Alexandra Ebert, chief trust officer at Mostly AI, says the most common applications to date are in fraud prevention: “In most fraud datasets, you only have a tiny percentage of cases to work with, but with the use of synthetic data, you can boost the signal strength of your data, and this allows your algorithms to better predict outcomes.”
Ebert anticipates growth in the area of open banking, which may involve sharing of data with third parties, and sees banks testing more outlier or edge cases in their models and in new technology platforms they may have acquired.
“Rather than conducting tests with the average performance data you have, synthetic data can include edge cases that allow you to figure out if your new systems or models are performing as thoroughly as you require,” she says.
Michael Dowling, professor of finance at the University of Dublin and co-author of the paper AI and Machine Learning for Risk Management, notes that historical market data is a limited dataset on which to base risk projections. The result can be overfitting, or a situation where modeling errors occur. “Synthetic data can provide financial risk managers with new time series data to double check their market risk models,” he says.

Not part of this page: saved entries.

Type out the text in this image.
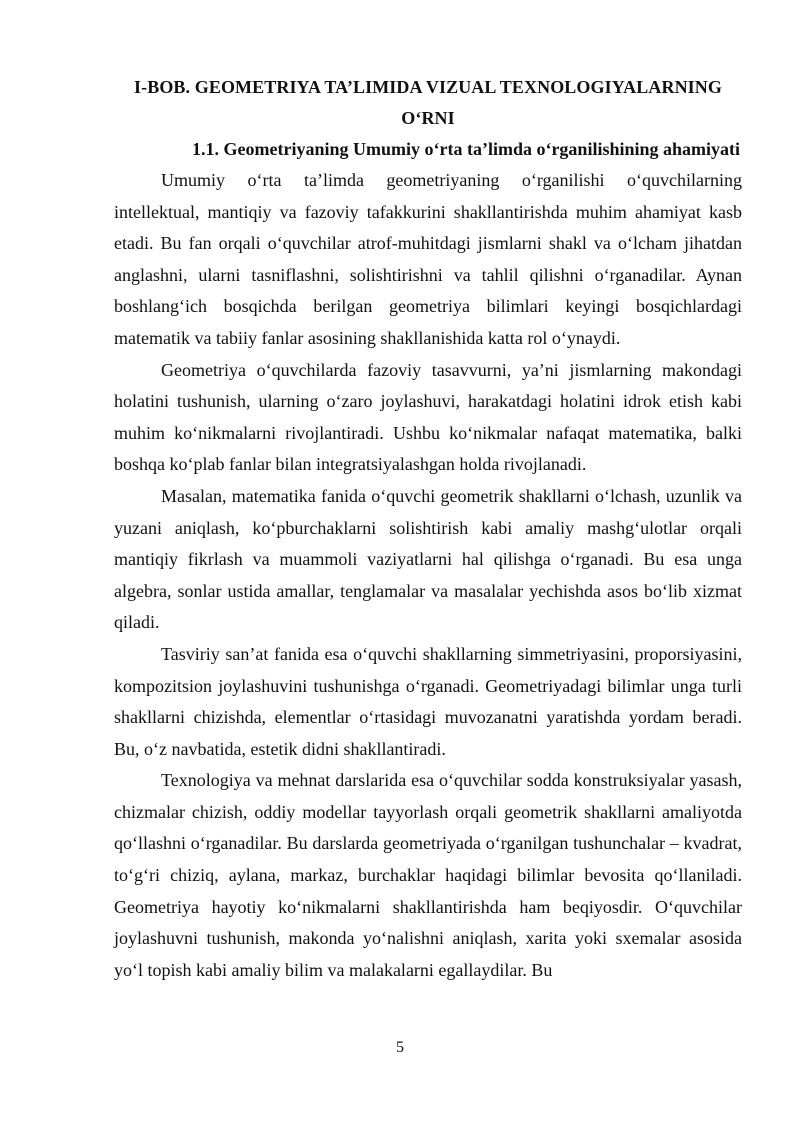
I-BOB. GEOMETRIYA TA’LIMIDA VIZUAL TEXNOLOGIYALARNING

O‘RNI

1.1. Geometriyaning Umumiy o‘rta ta’limda o‘rganilishining ahamiyati

Umumiy o‘rta ta’limda geometriyaning o‘rganilishi o‘quvchilarning intellektual, mantiqiy va fazoviy tafakkurini shakllantirishda muhim ahamiyat kasb etadi. Bu fan orqali o‘quvchilar atrof-muhitdagi jismlarni shakl va o‘lcham jihatdan anglashni, ularni tasniflashni, solishtirishni va tahlil qilishni o‘rganadilar. Aynan boshlang‘ich bosqichda berilgan geometriya bilimlari keyingi bosqichlardagi matematik va tabiiy fanlar asosining shakllanishida katta rol o‘ynaydi.

Geometriya o‘quvchilarda fazoviy tasavvurni, ya’ni jismlarning makondagi holatini tushunish, ularning o‘zaro joylashuvi, harakatdagi holatini idrok etish kabi muhim ko‘nikmalarni rivojlantiradi. Ushbu ko‘nikmalar nafaqat matematika, balki boshqa ko‘plab fanlar bilan integratsiyalashgan holda rivojlanadi.

Masalan, matematika fanida o‘quvchi geometrik shakllarni o‘lchash, uzunlik va yuzani aniqlash, ko‘pburchaklarni solishtirish kabi amaliy mashg‘ulotlar orqali mantiqiy fikrlash va muammoli vaziyatlarni hal qilishga o‘rganadi. Bu esa unga algebra, sonlar ustida amallar, tenglamalar va masalalar yechishda asos bo‘lib xizmat qiladi.

Tasviriy san’at fanida esa o‘quvchi shakllarning simmetriyasini, proporsiyasini, kompozitsion joylashuvini tushunishga o‘rganadi. Geometriyadagi bilimlar unga turli shakllarni chizishda, elementlar o‘rtasidagi muvozanatni yaratishda yordam beradi. Bu, o‘z navbatida, estetik didni shakllantiradi.

Texnologiya va mehnat darslarida esa o‘quvchilar sodda konstruksiyalar yasash, chizmalar chizish, oddiy modellar tayyorlash orqali geometrik shakllarni amaliyotda qo‘llashni o‘rganadilar. Bu darslarda geometriyada o‘rganilgan tushunchalar – kvadrat, to‘g‘ri chiziq, aylana, markaz, burchaklar haqidagi bilimlar bevosita qo‘llaniladi. Geometriya hayotiy ko‘nikmalarni shakllantirishda ham beqiyosdir. O‘quvchilar joylashuvni tushunish, makonda yo‘nalishni aniqlash, xarita yoki sxemalar asosida yo‘l topish kabi amaliy bilim va malakalarni egallaydilar. Bu

5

He says synthetic data will boost the quantity of data available for operational risk models, credit card fraud models and “any low-frequency event that can be catastrophic.”
Account for Outliers
Sebastian Weyer, co-founder and managing director of Statice, advises risk managers to keep in mind that “synthetic data can be used for any type of business analysis problem,” and particularly when training data-hungry, machine learning models.
Yet, Accenture's Klein points out, because synthetic data can only mimic real world data, it may not cover all outliers, and that “could be exposing your organization to risk beyond what is acceptable. So it is important to understand the quality of your data source and to question if the quality is highly correlated or not.”
Dowling at the University of Dublin says users should question whether their synthetic data is retaining biases that may exist in the natural data. “Is it allowing discrimination based on gender or ethnicity?,” he asks, noting that the Apple credit card that was introduced with Goldman Sachs in 2019 encountered gender bias complaints. Users of synthetic data, Dowling says, need to be aware of such hazards and adjust models accordingly.
Kolm at NYU warns that with the greater availability of data, financial and market prediction models, in particular, can become more sophisticated and complex, and thus more difficult and costly to employ.
“Such models are extremely data hungry,” he says. “They require far more data to be trained on, and far more computer power,” and so it is possible that with broader use of the new synthetic data, large financial firms that have access to extensive or supercomputing power may gain significant advantages over other market players.
Risk expert Brown sees both positives and negatives: “It will improve the quality and precision of models,” he says, though getting better predictions is half the battle. The rest involves risk managers persuading others to employ the new tools, derived from “a black box built by a long-haired guy,” along with a recognition that no matter how great machine learning is, there will always be unknowns stemming from tail events.
“Big data and machine learning might have gotten us down from 99.01% unknowns to 99% unknowns, Brown says. “While that does make a difference at the margins, it does not eliminate crises or make them fun. It's like getting five minutes more advance warning of a tornado, which helps some people get out of harm's way, but it doesn't stop the tornado from doing a lot of damage.”
The bottom line in Brown's thinking: “We need a new generation of risk managers who understand how to use synthetic data and machine learning models, but who also have the credibility to change human behavior” and help people put the models' findings to constructive use.
Katherine Heires is a freelance business journalist and founder of MediaKat llc.